Measuring job quality using ojd_daps models: Technical blog

cube-no-animation-2

Measuring job quality using ojd_daps models: Technical blog

By Jack Vines

Online job adverts are one of the most valuable data sources for tracking labour market information. However, extracting meaningful insights from these adverts isn’t straightforward. Job postings are often inconsistently formatted and can be difficult to standardise for comparative analysis, and often have valuable information within text descriptions. To address these challenges, our team has developed a suite of Python libraries that streamline and standardise the extraction of key information from job adverts. This is part of ESCoE work on job quality, in collaboration with Nesta.

This blog will walk you through some of the libraries we’ve created, each designed to solve a specific problem in job advert analysis:

A library that extracts skills mentioned in job adverts and maps them to standardised hierarchies, making it easier to identify and compare skills across industries.
A library that converts various salary formats in job adverts into standardised annual figures, allowing for consistent comparison across roles and regions.
A library that automatically extracts relevant sentences describing what a company does, helping to summarise the nature of businesses without manual reading.

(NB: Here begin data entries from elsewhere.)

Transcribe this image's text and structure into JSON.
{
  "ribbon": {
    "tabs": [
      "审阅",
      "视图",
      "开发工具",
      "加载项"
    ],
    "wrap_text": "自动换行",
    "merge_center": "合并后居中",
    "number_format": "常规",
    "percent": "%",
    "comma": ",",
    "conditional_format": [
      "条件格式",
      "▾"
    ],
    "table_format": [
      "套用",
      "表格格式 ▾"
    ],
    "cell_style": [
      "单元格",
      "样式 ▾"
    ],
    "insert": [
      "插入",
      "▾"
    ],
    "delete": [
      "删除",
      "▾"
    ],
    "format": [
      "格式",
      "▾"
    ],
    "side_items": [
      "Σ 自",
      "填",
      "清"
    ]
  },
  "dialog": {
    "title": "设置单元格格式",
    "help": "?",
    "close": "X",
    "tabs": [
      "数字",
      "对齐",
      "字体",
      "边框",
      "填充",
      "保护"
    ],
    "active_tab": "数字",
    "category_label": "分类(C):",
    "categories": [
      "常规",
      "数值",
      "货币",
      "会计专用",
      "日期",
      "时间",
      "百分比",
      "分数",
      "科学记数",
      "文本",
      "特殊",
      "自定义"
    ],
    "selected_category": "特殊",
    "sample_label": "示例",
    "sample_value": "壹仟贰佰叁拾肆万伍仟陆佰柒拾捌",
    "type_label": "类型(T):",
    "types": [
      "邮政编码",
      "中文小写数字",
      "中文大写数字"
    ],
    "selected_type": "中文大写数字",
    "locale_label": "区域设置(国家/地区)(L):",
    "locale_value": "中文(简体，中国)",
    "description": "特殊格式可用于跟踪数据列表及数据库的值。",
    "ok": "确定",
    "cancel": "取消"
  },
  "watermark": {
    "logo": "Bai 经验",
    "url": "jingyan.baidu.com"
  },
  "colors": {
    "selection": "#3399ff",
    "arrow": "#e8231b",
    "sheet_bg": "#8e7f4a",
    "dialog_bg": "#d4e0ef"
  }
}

Each of these libraries is accompanied by its own repository, allowing users to interact with the inference processes, as well as comprehensive documentation to guide their use.

Additionally, we have developed a unified repository that houses the training code for each approach, providing a deep dive into how our models are built. By having each training method contained in this centralised repository, it allows us to more easily retrain our models if we have access to more data.

In this blog, we’ll walk you through the functionality of each library using some example job adverts. By the end, you’ll see how these tools can be used to standardise and streamline job advert analysis, making it easier to uncover actionable insights. If you’d like to follow along each approach with working examples and code, you can check out our Google Colab notebook version of this post, which allows you to try each model out, to get a more in depth feel for the inputs/outputs of each approach.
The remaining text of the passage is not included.